The Next Great American Band
Earlier: Idolator’s American Bandom archives
[Photo via AV Club]

  1. SmedIndy

    I thought it was Elton John & Bernie Taupin. I do think that the big band will get voted off as well. Sixwire (not Sixeyes) will probably win, and that means America is just as lame on this show as they are on Idol. Oh, and Sixwire already had a recording contract and had a couple of top 40 country singles about five years ago.

  2. Jack Fear


  3. MTS

    Whoever thought aping Sally Mann was a good idea? I am totally creeped out by those children. Totally.

  4. brasstax

    I really hope Fox follows through and takes this show to its conclusion, despite the ratings (they had to be aware that no one watches television on Friday nights except for moms and dads and thirty-somethings like me with no social obligations). Sixwire is by far the most radio-ready band in the competition, and I’d probably even buy an mp3 of their version of “Mr. Tambourine Man,” but I’m really rooting for The Clark Brothers.

    Dot Dot Dot is maybe the most terrible thing ever. When they were done, I actually wanted to punch them all in the face.

  5. Anonymous

    I’m hooked on this show. :/

    I would love to go to Franklin Bridge show, that drummer is so fucking ridiculous.

  6. gorillavsmarykate

    What up to the person who notified y’all to the Michael Keaton kid! (Me.)

  7. Laurrel

    The info keeps saying it’s Bowie but the host said it would be Elton John.

    Perhaps they knew it would be canceled before that had to be sorted out?

  8. Chris Molanphy

    No one on the Bowie show will do him as much justice as I already saw this year in “Bowie’s in Space.”

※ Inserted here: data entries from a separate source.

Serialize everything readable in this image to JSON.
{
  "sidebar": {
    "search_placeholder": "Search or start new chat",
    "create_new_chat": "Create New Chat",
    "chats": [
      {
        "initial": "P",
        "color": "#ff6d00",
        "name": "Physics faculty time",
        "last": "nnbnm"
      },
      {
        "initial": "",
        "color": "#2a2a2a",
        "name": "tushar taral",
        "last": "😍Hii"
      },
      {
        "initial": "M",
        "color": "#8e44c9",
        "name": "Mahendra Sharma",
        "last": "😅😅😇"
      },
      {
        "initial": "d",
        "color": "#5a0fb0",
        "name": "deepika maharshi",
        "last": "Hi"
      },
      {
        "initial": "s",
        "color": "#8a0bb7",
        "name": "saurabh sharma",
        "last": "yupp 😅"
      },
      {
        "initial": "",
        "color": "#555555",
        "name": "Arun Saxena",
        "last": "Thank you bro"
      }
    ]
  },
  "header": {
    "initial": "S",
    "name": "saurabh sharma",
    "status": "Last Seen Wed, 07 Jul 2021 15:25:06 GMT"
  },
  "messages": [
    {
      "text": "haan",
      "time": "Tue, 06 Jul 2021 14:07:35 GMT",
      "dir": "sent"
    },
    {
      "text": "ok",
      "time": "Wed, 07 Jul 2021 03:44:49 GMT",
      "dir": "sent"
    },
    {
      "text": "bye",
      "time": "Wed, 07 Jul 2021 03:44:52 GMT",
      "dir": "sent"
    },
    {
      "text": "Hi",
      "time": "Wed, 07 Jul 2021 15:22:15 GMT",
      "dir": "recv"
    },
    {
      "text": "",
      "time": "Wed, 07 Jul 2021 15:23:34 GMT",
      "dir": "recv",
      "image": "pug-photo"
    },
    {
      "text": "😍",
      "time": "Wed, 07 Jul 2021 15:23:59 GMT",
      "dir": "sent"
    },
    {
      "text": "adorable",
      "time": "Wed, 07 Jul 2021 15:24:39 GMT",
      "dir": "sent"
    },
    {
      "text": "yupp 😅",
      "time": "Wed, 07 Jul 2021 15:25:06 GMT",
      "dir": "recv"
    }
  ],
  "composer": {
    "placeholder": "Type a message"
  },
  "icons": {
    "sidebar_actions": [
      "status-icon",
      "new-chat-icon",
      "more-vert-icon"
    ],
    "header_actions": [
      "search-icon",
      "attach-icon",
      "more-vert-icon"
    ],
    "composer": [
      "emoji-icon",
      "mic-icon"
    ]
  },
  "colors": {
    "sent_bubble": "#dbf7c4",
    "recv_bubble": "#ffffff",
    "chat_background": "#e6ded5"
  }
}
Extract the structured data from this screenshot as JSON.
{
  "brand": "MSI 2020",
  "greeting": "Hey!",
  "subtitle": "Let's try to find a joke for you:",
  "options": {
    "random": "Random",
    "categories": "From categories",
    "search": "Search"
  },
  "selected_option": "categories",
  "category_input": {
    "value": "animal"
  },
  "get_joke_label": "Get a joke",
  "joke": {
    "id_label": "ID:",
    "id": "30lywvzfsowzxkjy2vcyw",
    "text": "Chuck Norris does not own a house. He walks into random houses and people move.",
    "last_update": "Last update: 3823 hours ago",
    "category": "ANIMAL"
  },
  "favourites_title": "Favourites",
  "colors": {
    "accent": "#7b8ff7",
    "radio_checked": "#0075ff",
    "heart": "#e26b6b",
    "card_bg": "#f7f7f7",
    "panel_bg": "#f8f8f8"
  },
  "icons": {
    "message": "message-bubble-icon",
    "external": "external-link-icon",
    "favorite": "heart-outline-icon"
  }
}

    Clark Bros. won the week, hands down. I didn’t know you could play “Maggie’s Farm” like that; for a bunch of near-Osmonds, they managed to play it in their idiom without neutering the nastiness of Dylan’s words. Trés impressive.

    I’m with SmedIndy: Sixwire are impressive, but I don’t know what they’re doing on the show. They should’ve been disqualified before the first audition round. On Idol that sort of thing would rise to the level of total scandal.

    I said nice things here last week about Muggs, but I want to recant: they totally wilted on the big stage. Everything I found impressive about them in the audition, in an impressively-competent, journeyman context, was revealed as bar-band-boring in front of an audience. So, sorry about that.

    I was also surprised to be a little less wowed by Franklin Bridge this time around. The musicianship continues to be wondrous, but Dicko was right-on when he told them to rein in their arrangements. Frankly, I think they used the Dylan song as a springboard for a nearly formless jam completely unrelated to the original song; and while their original was quite good, it sounded like a xerox of the Dylan cover. I dunno, there’s a ton of talent there, but I think these guys have limits as composers and arrangers.

  9. revmatty

    I’ve been pleasantly surprised by several of the bands. I like Denver, but they need work. I like Rocket, but man she needs some vocal lessons. I particularly like the Clark Brothers and Franklin Bridge. And I agree about Zombie Bazooka Patrol, who would be so much better than Hatch.

    The best part, IMO, is that the judges aren’t shticky. They are honest, critical, and fair. No “Yo dawg, I didn’t feel it”, no drug induced rambling about pink fireflies, and no pointless mean comments. Can these guys be the panel for American Idol next year? Please?

  10. antistar

    I wasn’t impressed by Franklin Bridge doing one of Dylan’s best songs either. They do have the musicianship, but it seems like they are just trying to show off instead of perform the songs with integrity. I like the Clark Brothers and Cliff Wagner, but Sixwire will probably win though.

  11. brasstax

    @revmatty: Denver is terrible. Even at the height of Cherry Poppin Daddies mania, they’d have been big duds. I hope America is at least half as over that shit as I am.